Dusty bumpy roads just make me tired. It doesn’t help that I was forced to speak Portuguese all day on my second day of work. When I get tired I like to have a translator on hand to help me out. Maybe I’m lazy, but when I’ve just arrived and haven’t spoken a word of Portuguese in two years it minimizes the chance of total confusion. Today my translators only spoke Portuguese. I had no choice. I had to speak. Sometimes we were confused. I am exhausted.
This time around it seems I’ve forgotten more than usual. My mouth struggles to form the words. I stutter and laugh. It makes me think just how much do we forget in our lives? Where we are from? Where we went to school? Our parents? This week I heard a story of a man who forgot all those things. The people say such persons emerged from the belly of a dead man bewitched during the war. It seems it is how they explain refugees, new immigrants or those who just move to a new place. More and more people are moving for employment here in Mozambique. So many people seem to be from someplace else.

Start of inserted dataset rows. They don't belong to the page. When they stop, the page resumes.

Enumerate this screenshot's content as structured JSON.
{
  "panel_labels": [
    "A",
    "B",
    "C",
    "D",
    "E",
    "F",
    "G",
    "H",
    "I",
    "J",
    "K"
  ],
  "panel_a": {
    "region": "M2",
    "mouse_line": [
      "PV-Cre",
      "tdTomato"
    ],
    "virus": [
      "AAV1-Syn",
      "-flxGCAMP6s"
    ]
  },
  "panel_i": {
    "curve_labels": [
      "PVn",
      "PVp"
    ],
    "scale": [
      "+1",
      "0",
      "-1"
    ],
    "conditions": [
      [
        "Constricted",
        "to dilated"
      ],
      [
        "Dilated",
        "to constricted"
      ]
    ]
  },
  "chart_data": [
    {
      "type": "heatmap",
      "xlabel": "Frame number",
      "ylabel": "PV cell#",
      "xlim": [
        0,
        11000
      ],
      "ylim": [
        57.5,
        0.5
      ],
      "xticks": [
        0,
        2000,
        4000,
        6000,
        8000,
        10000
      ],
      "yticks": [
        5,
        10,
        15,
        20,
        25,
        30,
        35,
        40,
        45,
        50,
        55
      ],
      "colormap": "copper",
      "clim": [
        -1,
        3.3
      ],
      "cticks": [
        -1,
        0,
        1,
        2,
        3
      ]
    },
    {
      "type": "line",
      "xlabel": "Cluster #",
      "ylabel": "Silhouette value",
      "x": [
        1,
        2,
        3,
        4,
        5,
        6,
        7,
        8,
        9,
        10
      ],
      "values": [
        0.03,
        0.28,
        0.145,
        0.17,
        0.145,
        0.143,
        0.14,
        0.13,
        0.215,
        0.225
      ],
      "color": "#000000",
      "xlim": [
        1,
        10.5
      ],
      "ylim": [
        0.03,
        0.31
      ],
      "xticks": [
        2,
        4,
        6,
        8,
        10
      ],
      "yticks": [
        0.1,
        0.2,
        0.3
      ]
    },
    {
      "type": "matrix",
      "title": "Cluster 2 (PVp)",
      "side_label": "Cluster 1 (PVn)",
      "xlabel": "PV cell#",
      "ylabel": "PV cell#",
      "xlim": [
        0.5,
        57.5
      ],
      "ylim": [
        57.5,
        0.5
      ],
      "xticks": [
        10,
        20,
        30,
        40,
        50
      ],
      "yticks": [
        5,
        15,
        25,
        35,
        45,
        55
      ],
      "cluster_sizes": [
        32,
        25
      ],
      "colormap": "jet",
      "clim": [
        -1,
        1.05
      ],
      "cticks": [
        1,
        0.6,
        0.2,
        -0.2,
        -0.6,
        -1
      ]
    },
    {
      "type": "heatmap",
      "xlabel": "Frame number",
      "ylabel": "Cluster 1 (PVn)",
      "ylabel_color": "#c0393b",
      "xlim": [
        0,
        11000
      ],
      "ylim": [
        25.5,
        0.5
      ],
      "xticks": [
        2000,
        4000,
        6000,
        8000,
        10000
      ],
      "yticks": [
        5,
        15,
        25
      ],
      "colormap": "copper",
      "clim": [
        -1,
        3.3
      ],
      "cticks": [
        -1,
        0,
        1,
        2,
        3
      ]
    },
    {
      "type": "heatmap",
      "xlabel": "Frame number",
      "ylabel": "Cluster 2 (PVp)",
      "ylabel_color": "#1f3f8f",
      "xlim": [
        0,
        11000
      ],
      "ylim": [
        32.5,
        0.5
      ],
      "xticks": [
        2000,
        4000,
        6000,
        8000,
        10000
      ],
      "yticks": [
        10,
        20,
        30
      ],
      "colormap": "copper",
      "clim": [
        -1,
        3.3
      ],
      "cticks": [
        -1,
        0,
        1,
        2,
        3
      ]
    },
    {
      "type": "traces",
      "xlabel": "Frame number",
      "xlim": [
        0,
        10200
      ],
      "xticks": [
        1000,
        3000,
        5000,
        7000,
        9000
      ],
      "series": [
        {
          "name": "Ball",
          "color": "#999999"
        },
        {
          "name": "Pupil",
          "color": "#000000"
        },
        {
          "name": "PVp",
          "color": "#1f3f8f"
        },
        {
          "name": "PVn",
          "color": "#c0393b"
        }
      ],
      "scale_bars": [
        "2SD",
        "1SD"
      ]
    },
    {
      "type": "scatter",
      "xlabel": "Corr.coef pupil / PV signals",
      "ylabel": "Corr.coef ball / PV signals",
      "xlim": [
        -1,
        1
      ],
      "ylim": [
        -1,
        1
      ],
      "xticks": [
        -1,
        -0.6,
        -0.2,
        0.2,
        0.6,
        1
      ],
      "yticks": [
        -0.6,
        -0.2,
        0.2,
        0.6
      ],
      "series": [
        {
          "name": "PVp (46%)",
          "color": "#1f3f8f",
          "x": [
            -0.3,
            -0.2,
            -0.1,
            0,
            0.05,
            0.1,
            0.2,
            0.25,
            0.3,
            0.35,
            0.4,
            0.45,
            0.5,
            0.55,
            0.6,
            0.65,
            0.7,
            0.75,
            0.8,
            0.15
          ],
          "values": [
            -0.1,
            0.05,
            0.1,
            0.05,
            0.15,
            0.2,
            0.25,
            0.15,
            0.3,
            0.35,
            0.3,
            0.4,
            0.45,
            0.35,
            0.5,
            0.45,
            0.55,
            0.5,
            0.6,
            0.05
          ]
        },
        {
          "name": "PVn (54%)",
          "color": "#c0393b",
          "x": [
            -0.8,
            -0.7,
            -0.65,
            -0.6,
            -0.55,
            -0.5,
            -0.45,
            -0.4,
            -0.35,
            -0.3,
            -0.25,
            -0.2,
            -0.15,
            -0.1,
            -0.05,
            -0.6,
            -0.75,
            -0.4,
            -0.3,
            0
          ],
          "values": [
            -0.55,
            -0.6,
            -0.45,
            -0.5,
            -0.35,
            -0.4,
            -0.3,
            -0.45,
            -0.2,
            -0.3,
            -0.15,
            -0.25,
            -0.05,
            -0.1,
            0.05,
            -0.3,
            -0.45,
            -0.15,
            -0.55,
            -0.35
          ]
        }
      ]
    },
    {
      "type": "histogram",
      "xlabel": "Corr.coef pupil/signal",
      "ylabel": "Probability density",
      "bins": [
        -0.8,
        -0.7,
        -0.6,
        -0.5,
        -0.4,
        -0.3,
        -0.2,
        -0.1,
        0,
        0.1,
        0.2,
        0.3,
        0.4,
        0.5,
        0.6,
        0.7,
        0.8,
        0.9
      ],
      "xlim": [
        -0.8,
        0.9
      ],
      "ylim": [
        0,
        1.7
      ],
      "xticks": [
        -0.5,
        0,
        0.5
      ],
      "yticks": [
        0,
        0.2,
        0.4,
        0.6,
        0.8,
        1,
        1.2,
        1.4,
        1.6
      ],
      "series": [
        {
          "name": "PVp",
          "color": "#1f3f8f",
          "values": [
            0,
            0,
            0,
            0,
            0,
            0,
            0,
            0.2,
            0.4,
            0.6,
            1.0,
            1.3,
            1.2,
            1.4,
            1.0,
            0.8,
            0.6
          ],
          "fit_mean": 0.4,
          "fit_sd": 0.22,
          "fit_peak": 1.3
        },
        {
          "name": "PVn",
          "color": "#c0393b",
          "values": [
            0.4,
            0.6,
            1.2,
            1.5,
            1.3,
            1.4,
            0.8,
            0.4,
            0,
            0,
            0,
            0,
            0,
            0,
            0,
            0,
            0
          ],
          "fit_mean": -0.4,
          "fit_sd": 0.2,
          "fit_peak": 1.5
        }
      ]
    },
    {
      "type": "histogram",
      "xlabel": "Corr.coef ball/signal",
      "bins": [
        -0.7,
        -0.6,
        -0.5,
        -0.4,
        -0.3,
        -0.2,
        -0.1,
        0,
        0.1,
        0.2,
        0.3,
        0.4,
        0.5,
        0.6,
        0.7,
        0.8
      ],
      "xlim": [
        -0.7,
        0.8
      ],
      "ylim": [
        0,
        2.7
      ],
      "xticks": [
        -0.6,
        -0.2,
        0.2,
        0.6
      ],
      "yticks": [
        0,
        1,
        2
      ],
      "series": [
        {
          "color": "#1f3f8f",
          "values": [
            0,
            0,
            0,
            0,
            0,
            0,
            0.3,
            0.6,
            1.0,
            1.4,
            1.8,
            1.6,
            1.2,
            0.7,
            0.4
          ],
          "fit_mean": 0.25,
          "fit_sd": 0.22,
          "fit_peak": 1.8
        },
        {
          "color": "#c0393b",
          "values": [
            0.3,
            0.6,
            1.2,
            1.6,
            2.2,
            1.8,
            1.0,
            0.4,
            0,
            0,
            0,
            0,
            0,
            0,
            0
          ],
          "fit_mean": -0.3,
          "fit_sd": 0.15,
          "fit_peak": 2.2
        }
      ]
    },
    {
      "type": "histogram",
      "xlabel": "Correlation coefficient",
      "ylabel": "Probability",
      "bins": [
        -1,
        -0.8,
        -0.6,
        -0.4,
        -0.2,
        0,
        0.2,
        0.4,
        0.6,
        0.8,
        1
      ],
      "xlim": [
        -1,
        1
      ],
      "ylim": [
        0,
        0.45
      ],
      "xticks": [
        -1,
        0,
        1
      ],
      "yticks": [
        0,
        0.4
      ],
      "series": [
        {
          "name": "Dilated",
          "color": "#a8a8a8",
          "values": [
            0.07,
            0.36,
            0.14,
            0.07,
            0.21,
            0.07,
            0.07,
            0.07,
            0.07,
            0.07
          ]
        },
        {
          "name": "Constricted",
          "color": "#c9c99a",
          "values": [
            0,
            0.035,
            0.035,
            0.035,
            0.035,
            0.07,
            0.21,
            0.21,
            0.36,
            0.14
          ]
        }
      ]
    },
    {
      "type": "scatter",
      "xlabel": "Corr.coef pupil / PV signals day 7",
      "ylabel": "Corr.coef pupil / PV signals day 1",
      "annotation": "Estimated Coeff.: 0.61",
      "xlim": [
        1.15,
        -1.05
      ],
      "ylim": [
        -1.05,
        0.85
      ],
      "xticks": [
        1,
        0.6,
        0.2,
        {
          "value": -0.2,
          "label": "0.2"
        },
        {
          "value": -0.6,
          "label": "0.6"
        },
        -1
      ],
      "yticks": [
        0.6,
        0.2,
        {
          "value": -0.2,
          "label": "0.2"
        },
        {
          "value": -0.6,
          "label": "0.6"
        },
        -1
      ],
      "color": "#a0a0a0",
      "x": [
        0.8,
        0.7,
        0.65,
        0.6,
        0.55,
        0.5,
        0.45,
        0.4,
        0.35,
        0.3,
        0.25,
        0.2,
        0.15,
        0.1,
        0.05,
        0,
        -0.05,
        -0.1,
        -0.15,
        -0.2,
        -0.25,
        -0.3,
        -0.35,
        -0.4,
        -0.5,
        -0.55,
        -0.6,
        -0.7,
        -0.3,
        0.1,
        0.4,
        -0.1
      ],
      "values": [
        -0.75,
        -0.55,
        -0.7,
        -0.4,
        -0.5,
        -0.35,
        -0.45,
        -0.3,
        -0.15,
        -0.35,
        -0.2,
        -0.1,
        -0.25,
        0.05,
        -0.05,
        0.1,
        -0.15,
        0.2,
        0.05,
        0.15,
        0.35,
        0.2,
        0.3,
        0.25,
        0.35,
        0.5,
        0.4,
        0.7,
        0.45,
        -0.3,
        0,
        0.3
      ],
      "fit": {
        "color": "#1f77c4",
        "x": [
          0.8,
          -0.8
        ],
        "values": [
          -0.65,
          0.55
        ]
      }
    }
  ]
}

Luckily the farmers stay put. And they are learning. After a three year absence from Manica province I’m surprised by some changes. Many of the farmers have cell phones and many have contracted with Vanduzi Company, a large vegetable exporter.
They are used to foreign consultants. One group of associations has even received World Bank project funding to line their irrigation channel with cement. The roads have improved, brick houses are being built and I found strawberries for sale at a roadside stand produced by either a man from Zimbabwe or the United States depending on who you asked. Later I found much better strawberries in the Manica market where I was told they were organic or at least grown without chemical pesticides and fertilizer and that is why they tasted so much better than the ones I had purchased on the EN6. In fact, several people repeated this to me over the course of my stay. It seems this is an opportunity to promote organic production techniques. I can’t wait to start using this example during my training seminars. I suspect, however, that most of the farmers have never eaten strawberries.
I haven’t forgotten how things were just three and a half years ago. I can also still find the markets in Chimoio and Manica. I’m encouraged as the farmers in the Belas Associations seem like they won’t forget anything I say.
And, luckily I don’t seem to forget about vegetables- just how to talk about them in Portuguese.